Incidentally, the term “tuneup” is meaningless nowadays since it is non-specific and can mean different things to different people. I would suggest that you ask the dealership service people to give you a list of what is included in that service. My best guess is that, in addition to the spark plugs, the service also includes an oil change, a new air filter, a new fuel filter, and perhaps also service on your cooling system.

This also raises an important question regarding the maintenance of your vehicle. Are you up to date with the maintenance schedule that was provided by Mazda? I am not referring to a schedule provided by the dealership, but instead, the one that is contained in one of the booklets that came with the car.

Unless you are up to date with maintenance in terms of both your vehicle’s odometer mileage and also elapsed time, then you are drastically shortening the service life of the vehicle and are potentially setting yourself up for more repair costs than if the vehicle was maintained properly.

As far as maintenance, I keep the oil changed every 6000 miles (using synthetic). I check the air filter every few oil changes. I keep the tires properly inflated. I make sure the coolant level is ok. Other than that, I must admit, I don’t really do anything. I guess I should bring it in to have it serviced to do all the other little things that are recommended.

Cabin filters (HEPA) can be costly,check if they are on the list so you wont be suprised.

One of the items Mazda doesn’t mention is condition of ATF fluid. Mine was not good at 65K, when I realized that the ATF fluid service was no where on the maintenance schedule. I had a pan drop and filter change done, did so at 90K, and will keep to a 30K interval schedule. It seems my driving, which includes some use with a 3K gross weight trailer, caused the ATF to turn brown and not stay red. Have yours checked and changed if you haven’t already.

I have had no pinging and have 110K on the car right now. The every 60K plug change out seems to be fine for me. I have to change air filters every 20K miles, due to dust and dirt in my area.

Otherwise, I follow the maintenance schedule for normal service for all other items. The MPV is doing fine, and I am disappointed my next mini-van cannot be the MPV, since the model is off the market today.

Your coolant level may be fine, but the coolant is long overdue for replacement, and your fuel filter is also overdue for replacement. When a fuel filter is kept in place for too long, it eventually weakens the fuel pump and leads to early failure of the fuel pump.

While I can’t say for sure regarding Mazdas, I know that some other Japanese auto manufacturers specify replacement of the brake fluid by 60k–at the most.
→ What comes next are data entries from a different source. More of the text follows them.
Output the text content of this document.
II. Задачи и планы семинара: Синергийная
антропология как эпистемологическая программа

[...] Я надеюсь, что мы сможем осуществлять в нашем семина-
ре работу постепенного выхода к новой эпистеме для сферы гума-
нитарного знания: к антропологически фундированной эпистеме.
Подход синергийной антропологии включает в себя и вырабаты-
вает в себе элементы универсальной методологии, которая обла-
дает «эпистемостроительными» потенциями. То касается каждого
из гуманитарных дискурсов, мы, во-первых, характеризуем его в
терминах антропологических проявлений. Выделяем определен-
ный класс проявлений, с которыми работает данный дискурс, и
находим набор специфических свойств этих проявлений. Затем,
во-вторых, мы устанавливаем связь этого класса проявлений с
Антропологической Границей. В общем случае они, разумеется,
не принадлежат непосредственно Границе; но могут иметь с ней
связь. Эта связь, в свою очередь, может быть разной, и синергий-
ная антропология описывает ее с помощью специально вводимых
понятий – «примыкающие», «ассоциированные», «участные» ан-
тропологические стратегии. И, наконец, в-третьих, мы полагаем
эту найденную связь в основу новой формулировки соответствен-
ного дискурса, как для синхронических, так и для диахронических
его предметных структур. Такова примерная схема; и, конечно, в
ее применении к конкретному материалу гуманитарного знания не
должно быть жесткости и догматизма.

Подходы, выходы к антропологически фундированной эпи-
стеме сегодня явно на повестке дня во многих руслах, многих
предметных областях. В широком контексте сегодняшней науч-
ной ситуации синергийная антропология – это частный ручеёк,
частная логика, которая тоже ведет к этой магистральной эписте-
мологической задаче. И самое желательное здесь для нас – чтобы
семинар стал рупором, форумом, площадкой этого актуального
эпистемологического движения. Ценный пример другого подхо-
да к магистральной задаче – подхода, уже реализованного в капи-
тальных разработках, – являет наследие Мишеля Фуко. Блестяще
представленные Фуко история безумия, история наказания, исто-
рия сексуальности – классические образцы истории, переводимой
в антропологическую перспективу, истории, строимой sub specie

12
Old brake fluid frequently contains a lot of water, due to its hygroscopic nature, and brake fluid that contains water will actually BOIL when the brakes get really hot–as on a long downgrade. This is the cause of many cases of brake failure. When your brakes fail, it can really ruin your day, week, month, etc.

It sounds to me like you have not followed the maintenance schedule that came with your vehicle, and this is definitely a situation of “penny wise and dollar foolish”.